What Makes Stonehenge Special?
According to the English Heritage Organization, Henges are prehistoric Neolithic circular structures that date back 3,000-2,000 BC. There are less than a hundred henges still standing across Britain and Ireland. But out of all of them, Stonehenge is by far the most popular.
In recent years it has been discovered that parts of Stonehenge were transported by Neolithic humans from Wales, in a BBC article.
This begs the question: Why did they bother? And Why did Stone Age civilizations build numerous henges?
According to historian Rosemary Hill, no one knows why. Until this day, scientists, researchers, and historians alike have found limited evidence showing Stonehenge's purpose and origins.
Technically, Stonehenge isn't a henge. The word was coined in 1932 by Thomas Kendrick that defined henges as a circular bank with a ditch inside and multiple protruding entrances.
But the opposite is true for Stonehenge. It is a bank inside a ditch, according to researchers.
Most henges were made of wood that was an abundant resource, especially in the Stone Age.
In an article by History, many in the 17th and 18th centuries believed that Stonehenge's served as a Druid temple for ancient Celtic pagans. However, recent discoveries have proved that Stonehenge predates Celtics for over 2,000 years.

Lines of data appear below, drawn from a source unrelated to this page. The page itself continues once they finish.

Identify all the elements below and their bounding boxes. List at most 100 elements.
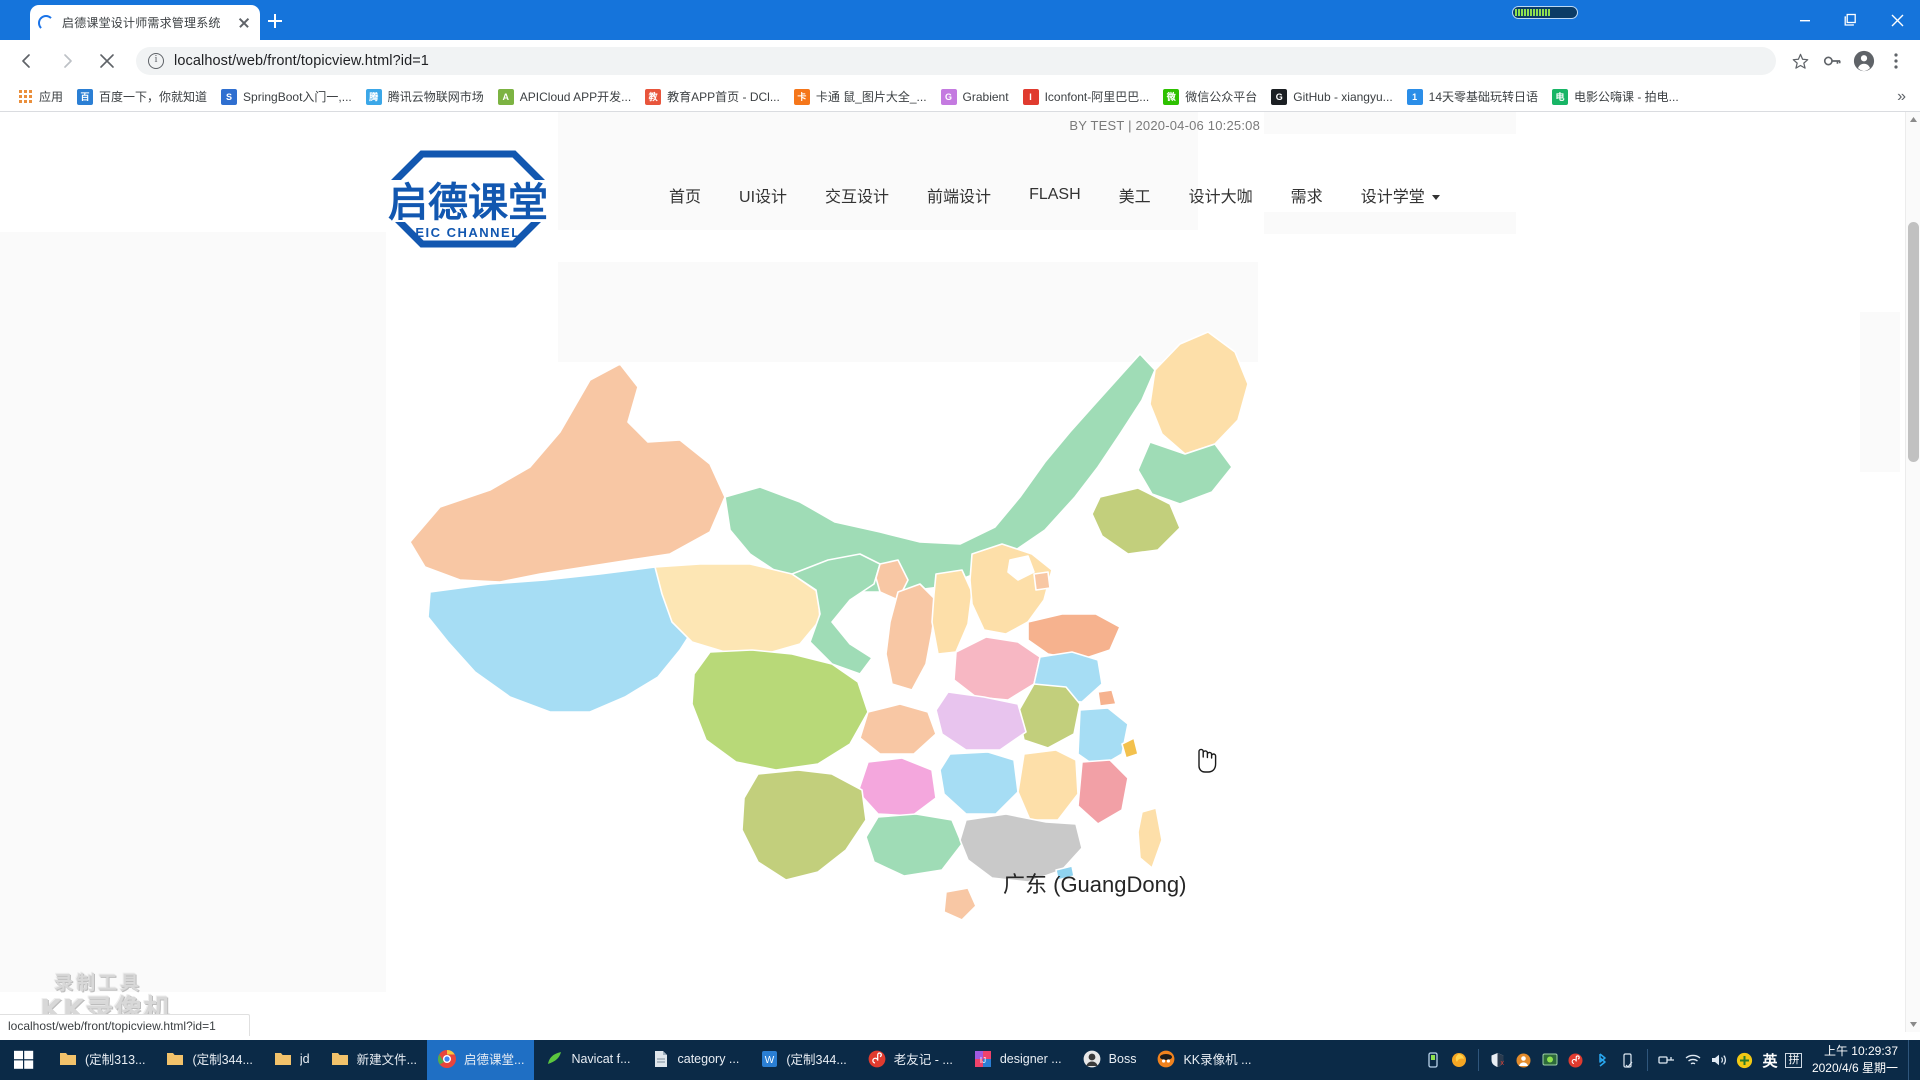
bookmark-item[interactable]: 腾腾讯云物联网市场 [359, 85, 491, 109]
ime-plus-icon[interactable] [1732, 1040, 1758, 1080]
site-nav-item[interactable]: FLASH [1029, 186, 1081, 204]
taskbar-item[interactable]: IJ designer ... [963, 1040, 1072, 1080]
bookmark-label: 电影公嗨课 - 拍电... [1574, 90, 1679, 104]
site-nav-item[interactable]: 需求 [1291, 183, 1323, 207]
forward-arrow-icon[interactable] [50, 44, 84, 78]
close-button[interactable] [1874, 0, 1920, 40]
taskbar-item[interactable]: 启德课堂... [427, 1040, 535, 1080]
taskbar-item[interactable]: 新建文件... [320, 1040, 427, 1080]
windows-start-icon[interactable] [0, 1040, 48, 1080]
china-map[interactable]: 广东 (GuangDong) [380, 292, 1280, 992]
user-avatar-tray-icon[interactable] [1511, 1040, 1537, 1080]
province-hunan[interactable] [939, 751, 1019, 815]
bluetooth-icon[interactable] [1589, 1040, 1615, 1080]
bookmark-item[interactable]: 教教育APP首页 - DCl... [638, 85, 787, 109]
bookmark-item[interactable]: G Grabient [934, 85, 1016, 109]
taskbar-item[interactable]: KK录像机 ... [1146, 1040, 1261, 1080]
back-arrow-icon[interactable] [10, 44, 44, 78]
province-tianjin[interactable] [1033, 571, 1051, 591]
taskbar-item[interactable]: jd [263, 1040, 320, 1080]
taskbar-item-label: KK录像机 ... [1183, 1053, 1252, 1067]
province-heilongjiang[interactable] [1149, 331, 1249, 455]
bookmark-item[interactable]: 微微信公众平台 [1156, 85, 1264, 109]
province-yunnan[interactable] [741, 769, 867, 881]
province-shanghai[interactable] [1097, 689, 1117, 707]
browser-toolbar: localhost/web/front/topicview.html?id=1 [0, 40, 1920, 82]
tab-close-icon[interactable] [236, 15, 252, 31]
wifi-icon[interactable] [1680, 1040, 1706, 1080]
site-nav-item[interactable]: 首页 [669, 183, 701, 207]
province-shanxi[interactable] [931, 569, 973, 655]
taskbar-item[interactable]: 老友记 - ... [857, 1040, 963, 1080]
site-nav-item[interactable]: 前端设计 [927, 183, 991, 207]
maximize-restore-button[interactable] [1828, 0, 1874, 40]
taskbar-item[interactable]: (定制313... [48, 1040, 155, 1080]
minimize-button[interactable] [1782, 0, 1828, 40]
show-desktop-button[interactable] [1908, 1040, 1914, 1080]
ime-language-indicator[interactable]: 英 [1758, 1040, 1782, 1080]
taskbar-item[interactable]: category ... [641, 1040, 750, 1080]
bookmark-item[interactable]: 电电影公嗨课 - 拍电... [1545, 85, 1686, 109]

On the other hand, recent excavations have unearthed hundred of human bones onsite, which researchers theorize were cremated before burial, making Stonehenge an ancient burial ground.
What is Stonehenge Made Of?
As per the English Heritage Organization, there are two types of stone used at Stonehenge: Sarsen and bluestones.
Sarsen stones are silcrete rock that is naturally scattered across southern England. For years archeologists and researchers believed that sarsen stones were brought in from the Marlborough Downs.
Through a novel geochemical approach, archeologists have confirmed that these stones came from West Woods, south-west of Marlborough.
On average, the sarsen stone timbers on Stonehenge weigh 25 tons while the larges, the Heel Stone, weighs roughly 30 tons.
Bluestone, on the other hand, refers to the smaller stones at Stonehenge. With various geology, these stones are said to come from the Preseli Hills in south-west Wales. Although the stones do not appear blue, they have a bluish tinge when wet or freshly broken.
Meanwhile, the Altar Stone is formed from sandstone from either the Brecon Beacons or the Black Mountains in south-east Wales.
While some believe that these stones were brought to Salisbury Plain by glacier movement archaeologists, they think that neolithic humans transported them.
Although Stonehenge's mysteries remain, unsolved archeologists and scientists are unraveling various clues that could lead to the inevitable truth of why Stonehenge was built.